Thank you Mr Daniell, for bringing hope. Look forward to the updated county plan. Hopefully the plan's zoning won't be altered according to developers' desires, as done in Bogart. Commercial changed to residential for a Gainesville group to build 37 houses on the Atlanta hiway between the Tom Thumb and the church, across from the tire store and car wash. Who wants the house going in by the cell phone tower? Plan means have a vision for the future. Sure would be nice to have a viable town center here instead of an out of a misplaced subdivision. Gainesville guy won't be here so doesn't matter to him.

Anonymous said...

You want a SPLOST committee? In other words, you want ANOTHER un-elected group of people making decisions over tens of millions of dollars?

No thank you.

If the county commissioners aren't performing to our satisfaction, we can vote them out of office. Can't do that with an unelected group of people who may represent special interest of certain commissioners... Even commissioners who have been voted out of office, but their unelected proxies sit on a SPLOST committee.

Again, no thank you. If you want that type of government, Communist China is waiting with open arms.

Anonymous said...

SPLOST Committee to determine funding and not elected officials. Sounds like the IDA board, closed meeting (exec. Sessions) and all.
No thank you. We can and will vote out those that spend or not invest wisely in our county's future with tax funds.

Anonymous said...

"Daniell and Saxon said they didn’t know about Davis’ behind-the-scenes efforts when they voted to approve the change in the county zoning ordinance."

Goin' call BS on this. Daniell and Saxon either should have known or weren't paying attention. Melvin knew about the proposed solar farm in January 2015, and had corresponded with BR White and Benko repeatedly throughout 2015 & 2016. The commissioners at the very, very latest knew about the solar farm UDC changes in September 2015:
Planning and Code Enforcement Director White also had kept the members of the Board of Commissioners informed about the proposed changes in the UDC.
On Sept. 22, 2015, he sent Davis, Commissioners Jim Luke, John Daniell, Wilkes and Saxon what he called a “very rough draft of the Solar Power regulation proposal.”

So Saxon and Daniell didn't ask what was driving the solar UDC changes?? It strains credulity that Daniell and Saxon knew nothing of the McNutt Creek Road/Dials Mill Road solar farm.

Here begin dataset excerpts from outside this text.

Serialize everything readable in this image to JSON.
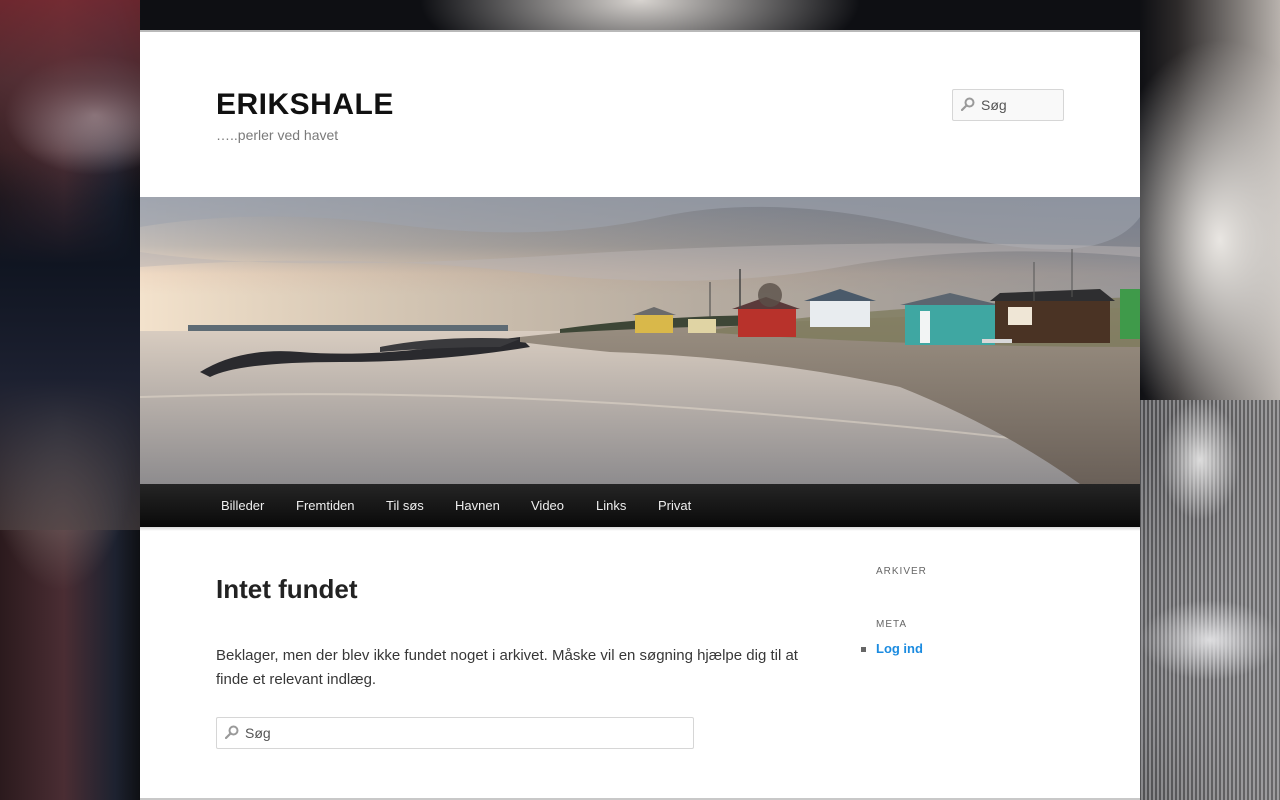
{
  "site": {
    "title": "ERIKSHALE",
    "description": "…..perler ved havet"
  },
  "header_search": {
    "placeholder": "Søg",
    "icon": "search-icon"
  },
  "header_image": {
    "alt": "Strand med badehuse ved solnedgang",
    "colors": {
      "sky_top": "#8d96a5",
      "sky_glow": "#f0d9c0",
      "water": "#b8b2ad",
      "sand": "#8a7f72",
      "hut_teal": "#3fa7a2",
      "hut_red": "#b8322b",
      "hut_yellow": "#d9b84a",
      "hut_brown": "#4a3324",
      "hut_green": "#3f9a4a"
    }
  },
  "nav": {
    "items": [
      {
        "label": "Billeder"
      },
      {
        "label": "Fremtiden"
      },
      {
        "label": "Til søs"
      },
      {
        "label": "Havnen"
      },
      {
        "label": "Video"
      },
      {
        "label": "Links"
      },
      {
        "label": "Privat"
      }
    ]
  },
  "content": {
    "title": "Intet fundet",
    "text": "Beklager, men der blev ikke fundet noget i arkivet. Måske vil en søgning hjælpe dig til at finde et relevant indlæg.",
    "search_placeholder": "Søg"
  },
  "sidebar": {
    "archives_title": "ARKIVER",
    "meta_title": "META",
    "meta_links": [
      {
        "label": "Log ind"
      }
    ]
  },
  "colors": {
    "link": "#1b8be0",
    "nav_bg": "#111111",
    "page_bg": "#ffffff"
  }
}
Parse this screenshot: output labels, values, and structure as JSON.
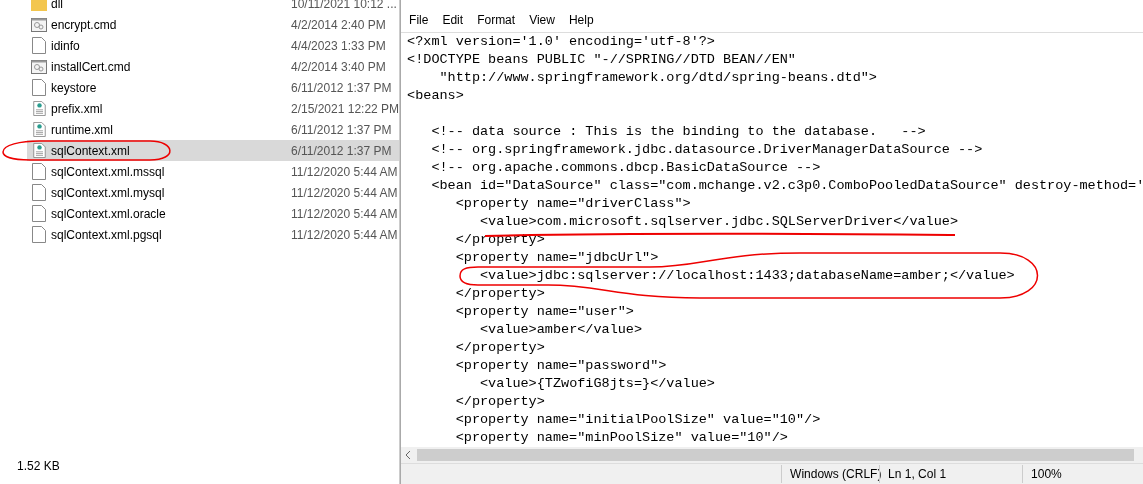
{
  "explorer": {
    "files": [
      {
        "name": "dll",
        "date": "10/11/2021 10:12 ...",
        "kind": "folder",
        "selected": false
      },
      {
        "name": "encrypt.cmd",
        "date": "4/2/2014 2:40 PM",
        "kind": "cmd",
        "selected": false
      },
      {
        "name": "idinfo",
        "date": "4/4/2023 1:33 PM",
        "kind": "file",
        "selected": false
      },
      {
        "name": "installCert.cmd",
        "date": "4/2/2014 3:40 PM",
        "kind": "cmd",
        "selected": false
      },
      {
        "name": "keystore",
        "date": "6/11/2012 1:37 PM",
        "kind": "file",
        "selected": false
      },
      {
        "name": "prefix.xml",
        "date": "2/15/2021 12:22 PM",
        "kind": "xml",
        "selected": false
      },
      {
        "name": "runtime.xml",
        "date": "6/11/2012 1:37 PM",
        "kind": "xml",
        "selected": false
      },
      {
        "name": "sqlContext.xml",
        "date": "6/11/2012 1:37 PM",
        "kind": "xml",
        "selected": true
      },
      {
        "name": "sqlContext.xml.mssql",
        "date": "11/12/2020 5:44 AM",
        "kind": "file",
        "selected": false
      },
      {
        "name": "sqlContext.xml.mysql",
        "date": "11/12/2020 5:44 AM",
        "kind": "file",
        "selected": false
      },
      {
        "name": "sqlContext.xml.oracle",
        "date": "11/12/2020 5:44 AM",
        "kind": "file",
        "selected": false
      },
      {
        "name": "sqlContext.xml.pgsql",
        "date": "11/12/2020 5:44 AM",
        "kind": "file",
        "selected": false
      }
    ],
    "status_bar": {
      "size": "1.52 KB"
    }
  },
  "notepad": {
    "menu": [
      "File",
      "Edit",
      "Format",
      "View",
      "Help"
    ],
    "lines": [
      "<?xml version='1.0' encoding='utf-8'?>",
      "<!DOCTYPE beans PUBLIC \"-//SPRING//DTD BEAN//EN\"",
      "    \"http://www.springframework.org/dtd/spring-beans.dtd\">",
      "<beans>"
    ],
    "body_lines": [
      "   <!-- data source : This is the binding to the database.   -->",
      "   <!-- org.springframework.jdbc.datasource.DriverManagerDataSource -->",
      "   <!-- org.apache.commons.dbcp.BasicDataSource -->",
      "   <bean id=\"DataSource\" class=\"com.mchange.v2.c3p0.ComboPooledDataSource\" destroy-method='",
      "      <property name=\"driverClass\">",
      "         <value>com.microsoft.sqlserver.jdbc.SQLServerDriver</value>",
      "      </property>",
      "      <property name=\"jdbcUrl\">",
      "         <value>jdbc:sqlserver://localhost:1433;databaseName=amber;</value>",
      "      </property>",
      "      <property name=\"user\">",
      "         <value>amber</value>",
      "      </property>",
      "      <property name=\"password\">",
      "         <value>{TZwofiG8jts=}</value>",
      "      </property>",
      "      <property name=\"initialPoolSize\" value=\"10\"/>",
      "      <property name=\"minPoolSize\" value=\"10\"/>"
    ],
    "status_bar": {
      "line_ending": "Windows (CRLF)",
      "position": "Ln 1, Col 1",
      "zoom": "100%"
    }
  }
}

Even if they did not, they did not think to investigate why the solar UDC changes were being made? They worked with Melvin long enough to know he was involved with all county dealings no matter how large or small.

Sorry fellas, hard to believe you didn't know about Melvin's behind the scenes dealings, and if ya really didn't, then ya should have. Wasn't hard to figure out Melvin would have been very involved with something as important as UDC changes.

The UDC is 600 pages and is possibly the most important county document. We have five commissioners; it may be dry reading, but y'all should know the UDC inside/out, and seriously investigate any changes to it (why is it being changed, who proposed the changes, who drafted the actual changes, how does it affect county residents, who benefits the most, what do other counties use as best practices, etc., etc., etc.).

Anonymous said...

This is Anonymous from 11:14 a.m. again. My point is, after SPLOST is voted and money is received, I would really like to see someone publicly keeping tabs on it, to be sure it doesn't just come in and sit in the bank forever. Seems like it is done that way now. What were the projects voted in 2004 and 2009, and why is the money not being used to carry them out? If money from 2004 and 2009 has not been used, someone needs to report why.